The study looked at people’s reactions to Hurricane Sandy which ravaged much of the US East Coast in 2012. They observed that so long as the storm was distant and the danger a hypothetical concern, people found supposedly comic tweets pertaining to the hurricane amusing. On average, people scored the tweets between 3 and 4 points on a scale of 1 to 7. However, as the storm approached the jokes began to fall flat. When the hurricane took hold and the extent of the damage started to become clear, far less saw the funny side of things, with scores reaching a low point 15 days after Hurricane Sandy’s landfall.
Fast forward to the start of 2020 – I vividly recall waking up to see that #WW3 was the top trend across social media after Iran’s military commander, General Qasem Soleimani was assassinated. I was shocked to see that most of the social media posts using this hashtag were jokes posted alongside glib memes. It starkly illustrated the fact that most people were oblivious to the potential horrors of a full-blown global conflict or simply believed that no matter what transpired they would not be affected.
I felt genuinely uneasy that we were making light of such precarious circumstances.
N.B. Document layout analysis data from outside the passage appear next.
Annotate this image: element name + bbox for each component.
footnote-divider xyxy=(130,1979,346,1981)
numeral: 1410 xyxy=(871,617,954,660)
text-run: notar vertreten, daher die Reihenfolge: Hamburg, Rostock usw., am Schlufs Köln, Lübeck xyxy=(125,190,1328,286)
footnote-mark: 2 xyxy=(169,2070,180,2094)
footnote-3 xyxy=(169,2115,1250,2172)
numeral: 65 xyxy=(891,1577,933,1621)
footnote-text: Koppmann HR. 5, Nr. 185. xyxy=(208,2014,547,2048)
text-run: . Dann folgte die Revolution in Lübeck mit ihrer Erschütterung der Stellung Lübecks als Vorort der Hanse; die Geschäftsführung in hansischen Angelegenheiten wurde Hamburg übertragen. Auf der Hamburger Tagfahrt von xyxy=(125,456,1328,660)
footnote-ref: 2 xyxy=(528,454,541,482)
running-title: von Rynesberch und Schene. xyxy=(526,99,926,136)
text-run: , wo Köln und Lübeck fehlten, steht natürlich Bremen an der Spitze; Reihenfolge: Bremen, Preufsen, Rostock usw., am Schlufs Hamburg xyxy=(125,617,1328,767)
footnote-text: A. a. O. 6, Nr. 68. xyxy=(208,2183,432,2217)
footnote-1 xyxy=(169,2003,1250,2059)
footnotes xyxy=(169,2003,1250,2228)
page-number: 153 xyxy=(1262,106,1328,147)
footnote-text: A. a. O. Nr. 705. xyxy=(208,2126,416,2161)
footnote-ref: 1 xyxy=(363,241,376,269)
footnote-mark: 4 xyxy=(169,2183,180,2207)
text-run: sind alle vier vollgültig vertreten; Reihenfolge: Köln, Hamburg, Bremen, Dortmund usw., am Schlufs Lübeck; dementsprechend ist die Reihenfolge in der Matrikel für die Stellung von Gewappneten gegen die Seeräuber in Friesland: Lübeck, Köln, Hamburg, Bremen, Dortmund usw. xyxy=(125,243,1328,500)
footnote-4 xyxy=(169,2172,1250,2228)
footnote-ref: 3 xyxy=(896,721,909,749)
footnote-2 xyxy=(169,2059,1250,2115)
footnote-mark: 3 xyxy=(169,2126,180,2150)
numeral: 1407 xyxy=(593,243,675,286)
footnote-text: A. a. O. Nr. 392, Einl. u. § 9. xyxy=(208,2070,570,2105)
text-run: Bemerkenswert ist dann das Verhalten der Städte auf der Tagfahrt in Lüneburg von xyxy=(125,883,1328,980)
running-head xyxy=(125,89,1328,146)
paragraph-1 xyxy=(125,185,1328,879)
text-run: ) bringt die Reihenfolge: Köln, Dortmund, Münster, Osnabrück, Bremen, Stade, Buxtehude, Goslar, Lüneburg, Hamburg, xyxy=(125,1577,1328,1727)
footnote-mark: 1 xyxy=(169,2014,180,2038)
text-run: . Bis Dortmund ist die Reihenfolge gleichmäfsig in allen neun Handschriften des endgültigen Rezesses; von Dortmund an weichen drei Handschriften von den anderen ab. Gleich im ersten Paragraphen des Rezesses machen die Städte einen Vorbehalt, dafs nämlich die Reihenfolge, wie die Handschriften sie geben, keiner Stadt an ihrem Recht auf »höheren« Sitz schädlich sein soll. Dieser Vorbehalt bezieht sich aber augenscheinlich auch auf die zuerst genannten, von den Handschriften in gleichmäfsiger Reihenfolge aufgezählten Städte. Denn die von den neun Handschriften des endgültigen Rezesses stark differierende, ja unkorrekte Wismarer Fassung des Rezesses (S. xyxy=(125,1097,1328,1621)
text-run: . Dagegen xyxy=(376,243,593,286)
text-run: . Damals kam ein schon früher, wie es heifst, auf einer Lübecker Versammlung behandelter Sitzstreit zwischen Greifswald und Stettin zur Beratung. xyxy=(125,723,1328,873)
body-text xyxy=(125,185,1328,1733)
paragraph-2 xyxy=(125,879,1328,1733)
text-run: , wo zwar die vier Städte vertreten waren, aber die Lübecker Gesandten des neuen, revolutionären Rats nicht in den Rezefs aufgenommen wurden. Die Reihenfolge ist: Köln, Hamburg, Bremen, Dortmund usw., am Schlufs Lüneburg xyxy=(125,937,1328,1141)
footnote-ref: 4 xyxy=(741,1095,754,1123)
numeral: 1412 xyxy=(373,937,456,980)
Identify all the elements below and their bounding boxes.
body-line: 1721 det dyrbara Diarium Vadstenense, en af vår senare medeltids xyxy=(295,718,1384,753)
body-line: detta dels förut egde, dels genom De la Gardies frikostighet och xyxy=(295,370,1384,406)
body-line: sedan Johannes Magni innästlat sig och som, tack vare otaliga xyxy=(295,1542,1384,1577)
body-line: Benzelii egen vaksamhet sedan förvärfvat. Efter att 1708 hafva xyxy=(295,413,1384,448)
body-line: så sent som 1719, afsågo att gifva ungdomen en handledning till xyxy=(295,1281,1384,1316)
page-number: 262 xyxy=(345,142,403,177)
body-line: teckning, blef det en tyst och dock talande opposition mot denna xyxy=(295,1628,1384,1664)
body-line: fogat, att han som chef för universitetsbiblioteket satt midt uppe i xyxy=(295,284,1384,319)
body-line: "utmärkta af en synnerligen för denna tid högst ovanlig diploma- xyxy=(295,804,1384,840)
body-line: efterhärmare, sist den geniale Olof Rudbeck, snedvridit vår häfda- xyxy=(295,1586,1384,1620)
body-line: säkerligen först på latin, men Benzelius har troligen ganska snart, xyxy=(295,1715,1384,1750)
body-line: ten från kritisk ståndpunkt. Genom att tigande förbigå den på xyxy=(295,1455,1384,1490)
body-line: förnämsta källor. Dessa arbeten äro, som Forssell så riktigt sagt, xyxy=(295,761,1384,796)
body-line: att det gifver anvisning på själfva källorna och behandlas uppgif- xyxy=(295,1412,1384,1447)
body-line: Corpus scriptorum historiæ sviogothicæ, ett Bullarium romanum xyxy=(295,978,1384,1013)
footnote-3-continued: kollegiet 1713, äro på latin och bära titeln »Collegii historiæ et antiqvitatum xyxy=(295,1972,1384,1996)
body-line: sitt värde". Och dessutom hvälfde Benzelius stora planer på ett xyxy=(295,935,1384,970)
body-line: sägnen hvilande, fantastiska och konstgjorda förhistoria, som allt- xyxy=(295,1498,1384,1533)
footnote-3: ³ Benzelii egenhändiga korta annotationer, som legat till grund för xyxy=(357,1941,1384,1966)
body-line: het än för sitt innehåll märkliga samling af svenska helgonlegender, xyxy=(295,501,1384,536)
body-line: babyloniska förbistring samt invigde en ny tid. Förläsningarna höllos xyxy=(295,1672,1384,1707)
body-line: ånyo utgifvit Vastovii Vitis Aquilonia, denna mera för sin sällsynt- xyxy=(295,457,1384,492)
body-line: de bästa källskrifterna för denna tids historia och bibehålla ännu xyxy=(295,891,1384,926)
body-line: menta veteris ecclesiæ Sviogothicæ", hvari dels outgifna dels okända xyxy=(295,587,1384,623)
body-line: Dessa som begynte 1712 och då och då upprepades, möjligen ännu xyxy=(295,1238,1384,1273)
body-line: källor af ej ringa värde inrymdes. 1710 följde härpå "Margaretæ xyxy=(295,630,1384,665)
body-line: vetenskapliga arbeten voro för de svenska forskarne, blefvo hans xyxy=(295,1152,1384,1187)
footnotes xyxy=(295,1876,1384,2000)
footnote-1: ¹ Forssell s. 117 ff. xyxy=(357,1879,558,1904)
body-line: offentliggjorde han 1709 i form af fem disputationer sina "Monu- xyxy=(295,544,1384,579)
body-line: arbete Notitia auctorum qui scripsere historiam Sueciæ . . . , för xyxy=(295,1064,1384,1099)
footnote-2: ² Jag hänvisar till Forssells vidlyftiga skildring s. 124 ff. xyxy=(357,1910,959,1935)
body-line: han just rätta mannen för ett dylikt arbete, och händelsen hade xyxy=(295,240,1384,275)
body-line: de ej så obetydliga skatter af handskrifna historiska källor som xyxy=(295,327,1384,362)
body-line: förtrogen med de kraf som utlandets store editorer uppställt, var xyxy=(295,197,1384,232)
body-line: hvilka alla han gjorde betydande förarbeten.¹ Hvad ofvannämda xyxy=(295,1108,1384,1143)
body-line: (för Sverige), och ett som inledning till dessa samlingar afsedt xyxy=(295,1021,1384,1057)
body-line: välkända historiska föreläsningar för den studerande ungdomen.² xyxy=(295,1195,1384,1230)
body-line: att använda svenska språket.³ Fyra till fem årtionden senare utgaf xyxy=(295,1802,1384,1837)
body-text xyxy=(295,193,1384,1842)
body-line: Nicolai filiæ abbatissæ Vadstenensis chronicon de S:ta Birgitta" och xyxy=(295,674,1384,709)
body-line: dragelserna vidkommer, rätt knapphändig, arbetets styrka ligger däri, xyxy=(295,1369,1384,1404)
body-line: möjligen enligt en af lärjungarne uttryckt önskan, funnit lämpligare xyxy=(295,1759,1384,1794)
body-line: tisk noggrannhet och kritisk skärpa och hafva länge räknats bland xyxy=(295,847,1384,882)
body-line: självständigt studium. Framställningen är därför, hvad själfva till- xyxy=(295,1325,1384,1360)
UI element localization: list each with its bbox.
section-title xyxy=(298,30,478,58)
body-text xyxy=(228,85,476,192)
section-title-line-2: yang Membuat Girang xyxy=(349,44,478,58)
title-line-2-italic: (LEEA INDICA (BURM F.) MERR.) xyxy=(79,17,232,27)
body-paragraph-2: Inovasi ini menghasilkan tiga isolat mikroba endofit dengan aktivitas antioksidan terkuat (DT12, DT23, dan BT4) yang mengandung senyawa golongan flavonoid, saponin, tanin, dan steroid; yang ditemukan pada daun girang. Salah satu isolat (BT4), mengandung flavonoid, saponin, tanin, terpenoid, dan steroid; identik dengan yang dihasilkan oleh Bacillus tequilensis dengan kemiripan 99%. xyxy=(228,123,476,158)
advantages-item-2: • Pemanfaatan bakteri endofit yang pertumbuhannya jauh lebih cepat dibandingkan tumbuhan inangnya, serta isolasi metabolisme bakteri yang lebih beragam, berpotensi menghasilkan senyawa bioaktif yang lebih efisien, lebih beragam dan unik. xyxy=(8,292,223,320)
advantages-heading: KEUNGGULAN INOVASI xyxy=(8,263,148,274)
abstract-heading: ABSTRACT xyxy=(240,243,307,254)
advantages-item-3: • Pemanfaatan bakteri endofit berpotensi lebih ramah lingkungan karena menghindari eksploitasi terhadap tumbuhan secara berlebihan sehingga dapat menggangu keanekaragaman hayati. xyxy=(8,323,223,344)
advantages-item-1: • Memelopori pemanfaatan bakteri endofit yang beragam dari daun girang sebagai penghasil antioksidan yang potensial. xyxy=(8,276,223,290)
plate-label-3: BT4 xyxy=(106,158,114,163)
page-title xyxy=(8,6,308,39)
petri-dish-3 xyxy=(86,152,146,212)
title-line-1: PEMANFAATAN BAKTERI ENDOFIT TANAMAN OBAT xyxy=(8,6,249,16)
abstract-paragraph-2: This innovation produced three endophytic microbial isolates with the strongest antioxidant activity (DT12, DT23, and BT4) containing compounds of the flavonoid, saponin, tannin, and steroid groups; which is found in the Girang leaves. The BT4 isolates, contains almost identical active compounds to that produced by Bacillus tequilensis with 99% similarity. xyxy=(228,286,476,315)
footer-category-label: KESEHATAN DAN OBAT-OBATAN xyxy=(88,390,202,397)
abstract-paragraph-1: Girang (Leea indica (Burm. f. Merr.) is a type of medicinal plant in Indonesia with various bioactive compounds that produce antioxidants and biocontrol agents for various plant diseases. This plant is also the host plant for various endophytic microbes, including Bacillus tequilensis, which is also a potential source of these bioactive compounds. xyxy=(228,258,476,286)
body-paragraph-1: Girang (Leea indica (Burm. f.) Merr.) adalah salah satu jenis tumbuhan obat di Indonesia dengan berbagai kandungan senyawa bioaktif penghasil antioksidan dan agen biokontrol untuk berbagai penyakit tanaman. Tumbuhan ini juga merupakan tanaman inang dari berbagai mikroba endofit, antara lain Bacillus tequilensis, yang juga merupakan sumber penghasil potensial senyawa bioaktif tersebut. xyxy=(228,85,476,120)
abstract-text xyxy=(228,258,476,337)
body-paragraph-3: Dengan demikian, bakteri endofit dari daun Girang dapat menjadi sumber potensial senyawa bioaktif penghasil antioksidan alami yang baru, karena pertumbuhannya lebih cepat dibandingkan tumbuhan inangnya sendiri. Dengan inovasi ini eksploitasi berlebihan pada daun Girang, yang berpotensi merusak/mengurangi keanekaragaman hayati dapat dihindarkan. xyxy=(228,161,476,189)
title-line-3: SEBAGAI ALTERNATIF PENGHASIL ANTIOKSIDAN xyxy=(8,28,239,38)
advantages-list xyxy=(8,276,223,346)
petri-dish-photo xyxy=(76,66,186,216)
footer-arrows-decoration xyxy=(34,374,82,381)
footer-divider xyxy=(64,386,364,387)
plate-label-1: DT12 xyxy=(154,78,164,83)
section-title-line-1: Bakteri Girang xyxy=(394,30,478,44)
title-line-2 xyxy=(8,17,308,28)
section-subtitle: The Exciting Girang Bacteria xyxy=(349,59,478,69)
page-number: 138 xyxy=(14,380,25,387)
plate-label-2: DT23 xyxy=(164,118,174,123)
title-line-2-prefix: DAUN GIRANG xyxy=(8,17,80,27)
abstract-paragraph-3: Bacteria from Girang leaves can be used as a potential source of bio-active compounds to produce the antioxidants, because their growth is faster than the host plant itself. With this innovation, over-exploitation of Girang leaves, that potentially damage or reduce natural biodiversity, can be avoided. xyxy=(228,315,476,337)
Though, perhaps, if I had not heard the many speeches of the Caliph of the Ahmadiyya Muslim Community warning of the lethal impact of a global war, I too would have seen the funnier side of things.
Now we are all in the eye of the storm. Covid-19 has gripped us. It has shaken us. As my mother noticed, it has even forced most of us to press the pause button at the meme factory.
Social media has proven that, though we are now living in a ‘global village’, most of us are still not empathetic to the hardships faced by other members of the global community and only start to take notice when their problems reach much closer to home.
This approach does not only want for morals but leaves us incredibly vulnerable. Had we taken what was happening in Wuhan in China much more seriously, much more quickly, could we not have mitigated the scale of the disaster through which we are now desperately trying to find our way out? It now seems scarcely believable that events such as the Cheltenham Festival, where over 250,000 congregated or a multitude of other large scale events were taking place as late as mid-March.
As a Muslim, I wish to draw attention of people towards a saying of the Holy Prophet Muhammad (peace and blessings be upon him) who said regarding Muslims – and which can equally be extended to all humanity – that the Muslim community is as though one body, if one part is ailing, the entire body feels discomfort.
So let us feel the pain of others. Let us not wait till we ourselves are affected – or in the case of Covid-19 – infected. Next time we hear of a tragedy befalling a country that we would struggle to place on a map, maybe we should try to be compassionate and sympathetic to their struggles rather than setting ourselves up as amateur comics striving for the next viral meme.